Many more marine organisms are nowadays investigated in Europe. This is interesting for biotechnological studies because of the constant discovery of new applications and molecules, such as:

  • New enzymes
  • Proteins and peptides
  • Secondary metabolites
  • Polysaccharides (bacteria, archaea, algae, marine plants)
  • Fatty acids and lipids (microalgae).

References

  1. Srivastava, M. (2010).The Amphimedon queenslandica genome and the evolution of animal complexity. Nature. Vol. 466: 720-727
  2. Braun, T; Woollard, A; RUNX factors in development: Lessons from invertebrate model systems (2009); Volume: 43; Issue: 1; Pages: 43-48
  3. http://www.bbc.co.uk/nature/life/Strongylocentrotus_purpuratus
  4. Watson, J. R. et al.(2014). Analysis of the Biomass Composition of the Demosponge Amhimedon queenslandica on Heron Island Reef, Australia
  5. Srivastava, M. (2010).The Amphimedon queenslandica genome and the evolution of animal complexity. Nature. Vol. 466: 720-727.
  6. Thomas, T. R. A., Kavlekar, D. P. and LokaBharathi, P. A. (2010). Marine drugs from Sponge-Microbe Association-A review.
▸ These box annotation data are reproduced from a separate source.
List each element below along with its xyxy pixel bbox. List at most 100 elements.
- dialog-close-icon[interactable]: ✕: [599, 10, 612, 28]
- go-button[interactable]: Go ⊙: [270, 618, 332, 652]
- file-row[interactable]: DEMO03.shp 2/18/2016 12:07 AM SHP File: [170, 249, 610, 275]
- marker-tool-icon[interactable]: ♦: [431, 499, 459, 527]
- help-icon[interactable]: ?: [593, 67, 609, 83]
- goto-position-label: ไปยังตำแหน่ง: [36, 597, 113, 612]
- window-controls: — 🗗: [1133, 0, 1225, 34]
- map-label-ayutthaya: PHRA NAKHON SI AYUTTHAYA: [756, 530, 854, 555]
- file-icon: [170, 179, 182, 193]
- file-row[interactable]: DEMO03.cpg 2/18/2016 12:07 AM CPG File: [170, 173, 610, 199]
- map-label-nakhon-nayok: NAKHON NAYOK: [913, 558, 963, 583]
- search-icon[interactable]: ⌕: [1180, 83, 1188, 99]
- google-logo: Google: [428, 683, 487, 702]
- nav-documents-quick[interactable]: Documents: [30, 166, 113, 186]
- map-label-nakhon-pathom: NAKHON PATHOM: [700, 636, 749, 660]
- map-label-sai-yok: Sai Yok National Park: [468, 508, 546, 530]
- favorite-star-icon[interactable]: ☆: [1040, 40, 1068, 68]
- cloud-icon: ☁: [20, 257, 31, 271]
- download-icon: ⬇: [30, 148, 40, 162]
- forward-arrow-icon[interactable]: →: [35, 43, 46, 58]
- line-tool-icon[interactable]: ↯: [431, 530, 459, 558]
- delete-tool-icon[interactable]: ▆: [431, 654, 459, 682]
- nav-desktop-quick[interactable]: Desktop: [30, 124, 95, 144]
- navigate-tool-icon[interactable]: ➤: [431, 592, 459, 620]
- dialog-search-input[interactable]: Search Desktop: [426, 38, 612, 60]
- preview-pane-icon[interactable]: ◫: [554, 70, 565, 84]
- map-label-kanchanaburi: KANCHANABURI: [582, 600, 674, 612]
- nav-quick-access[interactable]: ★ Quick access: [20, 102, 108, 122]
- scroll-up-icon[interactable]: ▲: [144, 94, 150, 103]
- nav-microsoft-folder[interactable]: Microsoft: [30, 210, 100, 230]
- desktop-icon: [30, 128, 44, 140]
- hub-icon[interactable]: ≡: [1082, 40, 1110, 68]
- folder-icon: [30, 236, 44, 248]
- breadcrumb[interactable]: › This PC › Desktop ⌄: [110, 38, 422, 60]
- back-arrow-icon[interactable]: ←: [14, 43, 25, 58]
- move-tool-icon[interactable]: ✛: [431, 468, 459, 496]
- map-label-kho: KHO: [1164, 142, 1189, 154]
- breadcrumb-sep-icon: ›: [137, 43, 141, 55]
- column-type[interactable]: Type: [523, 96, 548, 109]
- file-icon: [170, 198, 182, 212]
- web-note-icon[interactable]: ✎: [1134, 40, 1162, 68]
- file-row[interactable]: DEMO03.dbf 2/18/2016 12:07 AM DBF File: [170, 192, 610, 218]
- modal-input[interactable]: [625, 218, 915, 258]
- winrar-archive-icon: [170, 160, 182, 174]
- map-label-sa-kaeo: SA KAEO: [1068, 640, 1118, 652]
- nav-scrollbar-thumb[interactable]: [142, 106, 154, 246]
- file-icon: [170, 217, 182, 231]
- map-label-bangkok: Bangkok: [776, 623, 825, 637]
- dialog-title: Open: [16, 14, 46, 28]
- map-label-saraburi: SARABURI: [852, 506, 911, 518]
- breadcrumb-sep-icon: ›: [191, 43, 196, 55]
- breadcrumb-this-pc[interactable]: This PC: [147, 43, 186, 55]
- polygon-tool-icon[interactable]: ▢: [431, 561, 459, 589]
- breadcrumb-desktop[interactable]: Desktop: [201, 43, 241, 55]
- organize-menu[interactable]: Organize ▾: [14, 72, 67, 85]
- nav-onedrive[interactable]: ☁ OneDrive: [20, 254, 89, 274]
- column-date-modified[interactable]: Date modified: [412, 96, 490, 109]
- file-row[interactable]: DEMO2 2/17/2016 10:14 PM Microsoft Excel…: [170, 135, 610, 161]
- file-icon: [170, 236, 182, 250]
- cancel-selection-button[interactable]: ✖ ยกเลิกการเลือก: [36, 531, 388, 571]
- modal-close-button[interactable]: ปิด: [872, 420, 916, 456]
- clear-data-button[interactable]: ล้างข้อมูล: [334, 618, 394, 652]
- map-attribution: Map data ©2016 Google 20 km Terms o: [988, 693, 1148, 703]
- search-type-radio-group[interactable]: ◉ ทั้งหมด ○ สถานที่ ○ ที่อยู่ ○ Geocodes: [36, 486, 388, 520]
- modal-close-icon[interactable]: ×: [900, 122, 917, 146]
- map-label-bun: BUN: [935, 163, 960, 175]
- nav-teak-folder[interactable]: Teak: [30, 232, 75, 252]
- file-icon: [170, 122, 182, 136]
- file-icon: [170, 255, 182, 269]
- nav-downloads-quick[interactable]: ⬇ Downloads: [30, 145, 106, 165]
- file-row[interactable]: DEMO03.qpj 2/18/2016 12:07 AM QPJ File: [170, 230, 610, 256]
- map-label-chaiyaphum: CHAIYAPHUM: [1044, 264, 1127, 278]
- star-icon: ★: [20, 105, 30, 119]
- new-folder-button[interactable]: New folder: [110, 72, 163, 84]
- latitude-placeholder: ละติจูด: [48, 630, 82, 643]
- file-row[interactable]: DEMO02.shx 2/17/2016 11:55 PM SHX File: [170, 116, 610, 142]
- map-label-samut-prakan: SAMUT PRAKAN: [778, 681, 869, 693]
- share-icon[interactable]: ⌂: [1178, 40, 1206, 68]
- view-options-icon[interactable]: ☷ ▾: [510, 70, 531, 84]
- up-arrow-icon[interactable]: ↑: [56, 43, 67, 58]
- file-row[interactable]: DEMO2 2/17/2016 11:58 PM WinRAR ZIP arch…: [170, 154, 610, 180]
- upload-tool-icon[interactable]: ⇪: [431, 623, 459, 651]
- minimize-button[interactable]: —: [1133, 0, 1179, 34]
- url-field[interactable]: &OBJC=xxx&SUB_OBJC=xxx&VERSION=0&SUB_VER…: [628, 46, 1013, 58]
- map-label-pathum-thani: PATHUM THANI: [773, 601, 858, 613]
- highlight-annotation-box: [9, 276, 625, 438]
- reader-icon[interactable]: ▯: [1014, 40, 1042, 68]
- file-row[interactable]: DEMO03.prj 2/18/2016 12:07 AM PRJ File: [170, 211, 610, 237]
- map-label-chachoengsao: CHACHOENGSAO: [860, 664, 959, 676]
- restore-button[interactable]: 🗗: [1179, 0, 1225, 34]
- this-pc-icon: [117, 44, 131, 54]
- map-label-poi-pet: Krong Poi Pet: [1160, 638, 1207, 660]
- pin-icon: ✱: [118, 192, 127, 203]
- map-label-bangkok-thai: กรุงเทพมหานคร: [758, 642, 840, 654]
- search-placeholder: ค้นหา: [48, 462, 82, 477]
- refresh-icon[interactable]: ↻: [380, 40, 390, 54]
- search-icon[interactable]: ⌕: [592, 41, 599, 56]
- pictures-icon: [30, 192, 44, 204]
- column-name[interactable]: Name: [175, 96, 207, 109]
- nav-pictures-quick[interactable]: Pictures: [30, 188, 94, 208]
Mar. Drugs. 8: 1417-1468
  7. Wilson, M. C. et al. (2014). An environmental bacterial taxon with a large and distinct metabolic repertoire. Nature 506: 58-62.
  8. Radax, R. Hoffmann, F., Rapp, H. T., Leininger, S., and Schleper, C. (2011). Ammonia-oxidizing archaea as main drivers of nitrification in cold-water sponges. Environ. Microbiol. 14: 909-923.
  9. http://www.marinespecies.org/
  10. Davis, J. M. (2002). Real-time visualization of Mycobacterium-Macrophage interactions leading to initiation of Granuloma formation in zebrafish embryos. Immunity. Vol. 17: 693-702
  11. Neely, M. N., Pfeifer, J. D. and Caparon, M. (2002). Streptococcus-Zebrafish model of bacterial pathogenesis. Infection and Immunity. Vol. 70 (7): 3904-3914.
  12. Runft, D. L. et al. (2014). Zebrafish as a natural host model for Vibrio chloreae colonization and transmission. Applied and Environmental Microbiology. Vol 80 (5): 1710-1717.